O Ministério Público de Mato Grosso do Sul (MPMS) pediu à Justiça que mantenha a condenação imposta a três administradores do Consórcio Guaicurus e à Agropecuária Fazenda dos Sonhos pela degradação ambiental registrada na Fazenda Jequitibá, em Nova Alvorada do Sul.
Os réus, integrantes da família Constantino, recorreram da sentença que determinou a recuperação integral de áreas degradadas na propriedade rural, incluindo aproximadamente 1,4 mil hectares atingidos por desmatamento.
Em manifestação assinada pela promotora de Justiça Fernanda Rottili Dias, o MPMS contestou os argumentos apresentados pela defesa nos embargos de declaração.

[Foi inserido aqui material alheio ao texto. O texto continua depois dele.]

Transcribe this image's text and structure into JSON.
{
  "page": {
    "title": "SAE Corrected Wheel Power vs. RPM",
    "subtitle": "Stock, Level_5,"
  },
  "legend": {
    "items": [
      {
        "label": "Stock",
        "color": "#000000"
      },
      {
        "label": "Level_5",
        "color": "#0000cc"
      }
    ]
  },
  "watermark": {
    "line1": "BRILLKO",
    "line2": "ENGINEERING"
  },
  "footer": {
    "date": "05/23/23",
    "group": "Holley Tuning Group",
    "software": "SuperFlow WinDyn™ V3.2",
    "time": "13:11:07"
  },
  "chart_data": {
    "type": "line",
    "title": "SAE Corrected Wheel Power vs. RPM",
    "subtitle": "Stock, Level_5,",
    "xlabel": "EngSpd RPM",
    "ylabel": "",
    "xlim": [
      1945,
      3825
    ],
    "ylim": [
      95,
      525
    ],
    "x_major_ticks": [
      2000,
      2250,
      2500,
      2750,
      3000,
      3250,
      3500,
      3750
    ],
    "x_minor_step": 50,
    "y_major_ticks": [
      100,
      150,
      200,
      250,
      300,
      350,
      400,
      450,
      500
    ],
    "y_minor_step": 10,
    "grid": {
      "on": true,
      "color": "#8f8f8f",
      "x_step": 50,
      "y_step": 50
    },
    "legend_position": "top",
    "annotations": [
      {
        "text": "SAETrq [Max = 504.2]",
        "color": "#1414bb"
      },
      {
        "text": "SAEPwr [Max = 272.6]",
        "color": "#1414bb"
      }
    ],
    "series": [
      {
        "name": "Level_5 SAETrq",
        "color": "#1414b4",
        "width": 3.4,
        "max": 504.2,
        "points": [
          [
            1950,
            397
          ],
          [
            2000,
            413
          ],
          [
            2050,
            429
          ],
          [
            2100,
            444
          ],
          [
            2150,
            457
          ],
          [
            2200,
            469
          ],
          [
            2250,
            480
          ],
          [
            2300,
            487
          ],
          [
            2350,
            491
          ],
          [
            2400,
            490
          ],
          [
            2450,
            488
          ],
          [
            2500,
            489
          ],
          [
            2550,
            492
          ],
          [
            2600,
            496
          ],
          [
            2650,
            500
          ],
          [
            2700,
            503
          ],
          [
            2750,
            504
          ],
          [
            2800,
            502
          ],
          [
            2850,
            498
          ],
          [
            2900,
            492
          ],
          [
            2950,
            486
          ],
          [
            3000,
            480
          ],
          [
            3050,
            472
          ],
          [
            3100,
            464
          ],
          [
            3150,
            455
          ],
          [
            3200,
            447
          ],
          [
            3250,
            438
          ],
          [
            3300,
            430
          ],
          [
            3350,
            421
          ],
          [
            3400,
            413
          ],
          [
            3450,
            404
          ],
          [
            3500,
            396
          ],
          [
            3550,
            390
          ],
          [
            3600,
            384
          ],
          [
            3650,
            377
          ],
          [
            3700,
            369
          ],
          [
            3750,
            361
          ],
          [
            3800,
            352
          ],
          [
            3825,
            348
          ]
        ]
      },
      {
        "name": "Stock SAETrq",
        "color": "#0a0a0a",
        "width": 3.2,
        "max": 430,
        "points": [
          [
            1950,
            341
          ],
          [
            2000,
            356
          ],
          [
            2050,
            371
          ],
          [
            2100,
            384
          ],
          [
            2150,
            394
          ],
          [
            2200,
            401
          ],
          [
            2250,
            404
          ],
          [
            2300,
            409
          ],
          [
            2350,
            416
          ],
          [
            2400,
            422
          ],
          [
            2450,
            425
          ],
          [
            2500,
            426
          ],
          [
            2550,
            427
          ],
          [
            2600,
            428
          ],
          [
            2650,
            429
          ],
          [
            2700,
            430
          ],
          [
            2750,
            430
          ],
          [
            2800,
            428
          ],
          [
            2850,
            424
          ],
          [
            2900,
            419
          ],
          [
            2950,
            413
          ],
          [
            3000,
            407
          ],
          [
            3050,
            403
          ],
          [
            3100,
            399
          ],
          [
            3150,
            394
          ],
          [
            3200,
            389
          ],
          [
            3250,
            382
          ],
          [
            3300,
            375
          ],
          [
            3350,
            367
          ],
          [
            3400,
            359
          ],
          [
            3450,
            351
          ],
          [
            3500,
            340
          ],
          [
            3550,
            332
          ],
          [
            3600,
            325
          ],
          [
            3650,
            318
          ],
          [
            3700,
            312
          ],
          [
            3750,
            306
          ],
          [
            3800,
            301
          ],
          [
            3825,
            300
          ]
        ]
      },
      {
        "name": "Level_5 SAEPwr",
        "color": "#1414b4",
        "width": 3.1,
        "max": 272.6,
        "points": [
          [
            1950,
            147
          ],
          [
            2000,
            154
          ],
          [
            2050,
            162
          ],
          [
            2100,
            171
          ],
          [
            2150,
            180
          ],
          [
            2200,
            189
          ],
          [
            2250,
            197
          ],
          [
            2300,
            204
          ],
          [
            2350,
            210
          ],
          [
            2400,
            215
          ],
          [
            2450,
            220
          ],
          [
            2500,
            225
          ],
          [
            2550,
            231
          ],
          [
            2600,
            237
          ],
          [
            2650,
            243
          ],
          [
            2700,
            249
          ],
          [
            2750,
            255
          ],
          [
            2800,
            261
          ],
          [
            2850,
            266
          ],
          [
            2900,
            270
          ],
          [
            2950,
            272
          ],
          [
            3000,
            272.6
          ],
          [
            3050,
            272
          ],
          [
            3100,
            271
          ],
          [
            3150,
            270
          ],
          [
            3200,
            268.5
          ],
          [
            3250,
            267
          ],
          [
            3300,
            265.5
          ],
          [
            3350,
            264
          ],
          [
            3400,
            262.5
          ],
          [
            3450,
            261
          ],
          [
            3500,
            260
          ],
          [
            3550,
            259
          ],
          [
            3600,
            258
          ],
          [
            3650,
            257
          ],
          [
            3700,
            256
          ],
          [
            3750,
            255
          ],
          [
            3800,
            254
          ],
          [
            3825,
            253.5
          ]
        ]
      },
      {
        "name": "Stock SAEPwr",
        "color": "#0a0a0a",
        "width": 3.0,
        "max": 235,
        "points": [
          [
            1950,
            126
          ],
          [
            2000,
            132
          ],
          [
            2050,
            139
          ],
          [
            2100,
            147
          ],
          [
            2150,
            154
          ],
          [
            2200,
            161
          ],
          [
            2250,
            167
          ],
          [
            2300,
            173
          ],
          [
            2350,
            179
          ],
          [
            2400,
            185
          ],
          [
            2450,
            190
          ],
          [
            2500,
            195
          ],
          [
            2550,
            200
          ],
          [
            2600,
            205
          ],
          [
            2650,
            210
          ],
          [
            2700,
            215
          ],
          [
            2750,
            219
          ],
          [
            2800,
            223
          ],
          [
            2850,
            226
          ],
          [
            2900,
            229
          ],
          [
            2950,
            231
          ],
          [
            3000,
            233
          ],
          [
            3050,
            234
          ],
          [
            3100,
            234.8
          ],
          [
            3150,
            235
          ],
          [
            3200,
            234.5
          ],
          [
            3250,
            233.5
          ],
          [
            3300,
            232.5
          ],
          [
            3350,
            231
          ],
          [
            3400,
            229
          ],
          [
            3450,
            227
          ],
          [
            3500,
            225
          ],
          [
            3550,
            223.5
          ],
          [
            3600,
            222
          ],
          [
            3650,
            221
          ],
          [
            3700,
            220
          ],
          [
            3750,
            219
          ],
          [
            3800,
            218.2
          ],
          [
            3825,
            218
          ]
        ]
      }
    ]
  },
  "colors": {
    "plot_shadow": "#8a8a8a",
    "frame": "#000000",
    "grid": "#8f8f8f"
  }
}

Os empresários sustentam que laudos técnicos e vistorias demonstrariam o cumprimento dos Projetos de Recuperação de Áreas Degradadas (Pradas) e a inexistência de danos ambientais atuais na fazenda.
Para o Ministério Público, porém, a ausência de novas intervenções degradantes não significa que o meio ambiente tenha sido completamente restaurado. O órgão argumenta que o processo de recuperação precisa atingir efetivamente a recomposição e a regeneração das áreas atingidas.
Danos em APP e Reserva Legal
A Ação Civil Pública foi ajuizada após fiscalizações constatarem danos ambientais na Fazenda Jequitibá, localizada próxima ao Rio Ivinhema e à zona de amortecimento do Parque Estadual das Várzeas do Rio Ivinhema.
Entre os problemas apontados estavam a degradação de aproximadamente 1.457 hectares de Áreas de Preservação Permanente (APPs), além da falta de vegetação em áreas destinadas à Reserva Legal.
Em sentença proferida em 20 de julho de 2026, a juíza Camila de Melo Mattioli Pereira, da 1ª Vara de Nova Alvorada do Sul, determinou que os responsáveis eliminem o passivo ambiental e cumpram integralmente as medidas de recomposição.
A magistrada considerou que, apesar de a propriedade já passar por processo de recuperação ambiental, ainda havia necessidade de acompanhamento e de restauração efetiva das áreas afetadas.
A defesa recorreu alegando que os projetos de recuperação tinham previsão de conclusão em dezembro de 2024 e que documentos técnicos demonstrariam não haver novos danos ambientais. Com isso, pediu a reversão da condenação.
O MPMS sustenta que os embargos de declaração não podem ser utilizados para uma nova análise das provas e para modificar o mérito da sentença. Por isso, requereu que o recurso seja rejeitado e que todas as obrigações de recuperação ambiental sejam mantidas.
Defesa diz que recuperação foi concluída
Após a sentença, a defesa informou que considera a decisão judicial justa, mas afirmou que apresentará documentos para demonstrar que as medidas previstas no projeto de recuperação já foram integralmente executadas.
Segundo os proprietários, a perícia realizada no processo teria constatado que as Áreas de Preservação Permanente e a Reserva Legal estão em processo efetivo de recuperação dentro do cronograma técnico.
A defesa também destacou que os pedidos de indenização financeira formulados pelo Ministério Público não foram acolhidos pela Justiça e sustenta que não houve constatação de dano ambiental irreversível.
Empresários estão afastados do Consórcio
Os três administradores envolvidos no processo ambiental também estão temporariamente afastados da direção do Consórcio Guaicurus desde 16 de junho, quando a Prefeitura de Campo Grande decretou intervenção nas empresas responsáveis pelo transporte coletivo da Capital.
Desde então, a administração da concessionária está sob responsabilidade de interventores nomeados pelo município.
Em outro processo relacionado à intervenção, a Justiça analisa a realização de perícia para apurar suspeitas envolvendo aproximadamente R$ 46 milhões em recursos da concessão.
Entre as operações que estão sob análise aparecem a venda da principal garagem utilizada pelo Consórcio para uma empresa ligada ao mesmo grupo empresarial e a transferência de cerca de R$ 32 milhões para a Viação São Francisco, empresa que posteriormente foi encerrada.